Eventually, the hospital transferred Ritchie to a home in West Milford where I could continue to visit him. Good fortune had provided me with a part time job at a weekly newspaper. Each Thursday I had to drive to Butler to turn in my copy, after which I drove a little further to West Milford where I picked up my uncle and took him to lunch. For well over a year, we continued the practice, growing more close in our separation than we ever had living together, although the conditions he lived in were nearly deplorable, providing little heat or food, as the minister who ran the place constructed a new house for himself and his family.
Then, a social worker from Greystone – who made regular visits to Ritchie as part of the hospital’s release program – said she wanted to help me get Ritchie out of that place, and over the next few months, worked to get him into Preakness hospital in Haledon. It was the same hospital campus from which he had made his escaped, but not the same administration, and when Ritchie tried to escape this time, they caught him and put an ankle devise that set off an alarm each time he made his way towards the door.
Haledon had other ironies that I was not aware of until I started visiting him there. I learned during early discussions that Ritchie and my father had come to Haledon when they both worked for my grandfather. To my horror, I learned that my father had started Ritchie drinking back then, giving Ritchie his identification so that they could go to a bar in Haledon. Later, six months after Ritchie’s death in 1997, I moved to an apartment in Haledon, directly across the street from the bar where my father and Ritchie went. It was also ironic to me that Rich should die in Haledon of alcohol complications.

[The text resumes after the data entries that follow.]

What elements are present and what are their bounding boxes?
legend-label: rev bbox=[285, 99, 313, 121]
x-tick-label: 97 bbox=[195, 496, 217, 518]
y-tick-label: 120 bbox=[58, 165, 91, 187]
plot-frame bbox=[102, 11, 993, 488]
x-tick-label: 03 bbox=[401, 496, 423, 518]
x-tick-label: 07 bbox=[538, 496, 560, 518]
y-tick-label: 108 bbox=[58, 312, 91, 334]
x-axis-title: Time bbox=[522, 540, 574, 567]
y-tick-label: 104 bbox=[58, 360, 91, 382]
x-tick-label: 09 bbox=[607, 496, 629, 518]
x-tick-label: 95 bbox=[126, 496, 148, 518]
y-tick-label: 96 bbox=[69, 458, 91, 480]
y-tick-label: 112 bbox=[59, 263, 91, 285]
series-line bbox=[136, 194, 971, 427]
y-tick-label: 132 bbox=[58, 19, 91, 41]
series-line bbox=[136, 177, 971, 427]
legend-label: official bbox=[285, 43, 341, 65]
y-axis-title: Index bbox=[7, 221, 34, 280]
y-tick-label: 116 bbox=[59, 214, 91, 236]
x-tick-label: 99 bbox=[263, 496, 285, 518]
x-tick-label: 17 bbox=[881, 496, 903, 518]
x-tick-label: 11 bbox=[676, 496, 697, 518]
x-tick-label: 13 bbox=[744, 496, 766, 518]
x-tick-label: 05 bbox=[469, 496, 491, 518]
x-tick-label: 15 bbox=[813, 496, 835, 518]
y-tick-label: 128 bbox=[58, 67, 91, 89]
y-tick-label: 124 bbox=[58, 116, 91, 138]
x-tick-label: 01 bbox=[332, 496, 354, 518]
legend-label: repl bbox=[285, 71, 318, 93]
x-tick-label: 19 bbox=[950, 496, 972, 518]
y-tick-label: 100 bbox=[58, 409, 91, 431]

But death took a decade and for the last ten years of his life, I became a weekly visitor, receiving collect phone calls each time I was late. I snuck him cigarettes – though it was against the rules, and brought him cookies and candy. In 1989, I chose to keep from him the fact that his brother Harold had died, remembering too well how badly he had taken the death of his sister. In 1991, I could not keep secret the death of his mother and I watched him grow sadder and older in hours, losing one more level of wit. Each visit after that left me witness to his deterioration, he growing more and more needy, and more and more desperate to see me. When I also inherited my mother in 1994, I took her to see him, and the meeting struck me as one of the great moments of my life, watching two people who had struggled to survive all their lives. Neither had seen each other in over a decade, although my mother made a point of mailing cards to Ritchie whenever she got the chance. They saw each other once or twice more after that, me, driving mother to him, and then to the graves of my grandfather, grandmother and Alice on the way home.
In mid-August, 1997, Ritchie was admitted to intensive care. I saw him once. He was barely conscious. I brought my mother the next time, he was not conscience at all, his face covered with machines to help him breathe. My mother – finding out mass was being broadcast through the hospital – asked for it to get turned on in Ritchie’s room and we sat through it with him, at the end of which, he died.
Strangely enough, I was closer to him than any other person in the world, friend, nephew, brother, and more. I had ceased hating him and come to love him, and felt as if a part of me had passed on with his dying, an important piece of me I would never get back.
Now, a few days after what would have been his 69th birthday, I still feel the same way.